I also love how you grin with your nose scrunched up, your mouth full of all these teeth that are sticking in different directions. I love how excited you get after bath time when your father holds you in front of the mirror, so excited that you almost pass out from screeching with glee, so excited that you kick your legs and have knocked your father square in the groin on more than one occasion. Your father’s groin, alas, it has a hard road ahead.

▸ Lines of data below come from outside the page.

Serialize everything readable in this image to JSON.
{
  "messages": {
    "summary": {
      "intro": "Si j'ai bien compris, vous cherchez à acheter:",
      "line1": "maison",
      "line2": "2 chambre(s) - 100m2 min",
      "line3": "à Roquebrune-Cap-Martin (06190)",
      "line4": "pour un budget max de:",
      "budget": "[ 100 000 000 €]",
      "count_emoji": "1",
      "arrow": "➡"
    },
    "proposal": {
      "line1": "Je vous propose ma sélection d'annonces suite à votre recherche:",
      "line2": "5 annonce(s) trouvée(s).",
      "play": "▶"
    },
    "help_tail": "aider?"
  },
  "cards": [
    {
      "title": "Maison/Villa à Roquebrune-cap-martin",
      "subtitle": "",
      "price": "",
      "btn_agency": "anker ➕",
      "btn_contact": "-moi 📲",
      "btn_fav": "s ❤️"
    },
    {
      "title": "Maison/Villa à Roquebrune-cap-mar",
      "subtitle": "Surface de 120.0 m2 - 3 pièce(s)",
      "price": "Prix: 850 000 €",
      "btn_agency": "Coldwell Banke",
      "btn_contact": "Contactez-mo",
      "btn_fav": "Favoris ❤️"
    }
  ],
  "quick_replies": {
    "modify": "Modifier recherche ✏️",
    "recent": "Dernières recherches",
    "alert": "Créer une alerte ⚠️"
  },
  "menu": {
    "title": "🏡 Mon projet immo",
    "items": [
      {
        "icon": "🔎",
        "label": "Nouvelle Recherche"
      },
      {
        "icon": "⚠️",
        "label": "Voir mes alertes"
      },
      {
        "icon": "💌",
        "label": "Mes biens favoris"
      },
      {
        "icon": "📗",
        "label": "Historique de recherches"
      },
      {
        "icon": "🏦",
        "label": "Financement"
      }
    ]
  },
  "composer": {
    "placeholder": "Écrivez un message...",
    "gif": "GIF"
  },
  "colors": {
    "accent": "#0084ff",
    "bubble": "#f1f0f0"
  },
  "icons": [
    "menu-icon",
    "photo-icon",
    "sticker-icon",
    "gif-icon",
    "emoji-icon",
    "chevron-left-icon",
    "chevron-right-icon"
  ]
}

Leta, I feel like I have been given a second chance at life, a life through the magic of your eyes, a life that I am finally able to appreciate fully since I got the help I needed for my disease. The world has more color in it because you are looking at it, music is a bit louder because you are hearing it. I never knew how funny a noise could be until you laughed at it, or just how excruciatingly handsome your father was until I saw your profile next to his. I thought that there was meaning in my life before you came along, but Hell if I even knew the meaning of meaning. For the majority of my life I thought I had religion, but never has there been a more reverent moment in my life than walking into your room late at night to watch you breathe, to hear your life in the air. If there is a God, you’d certainly be proof that he or she exists.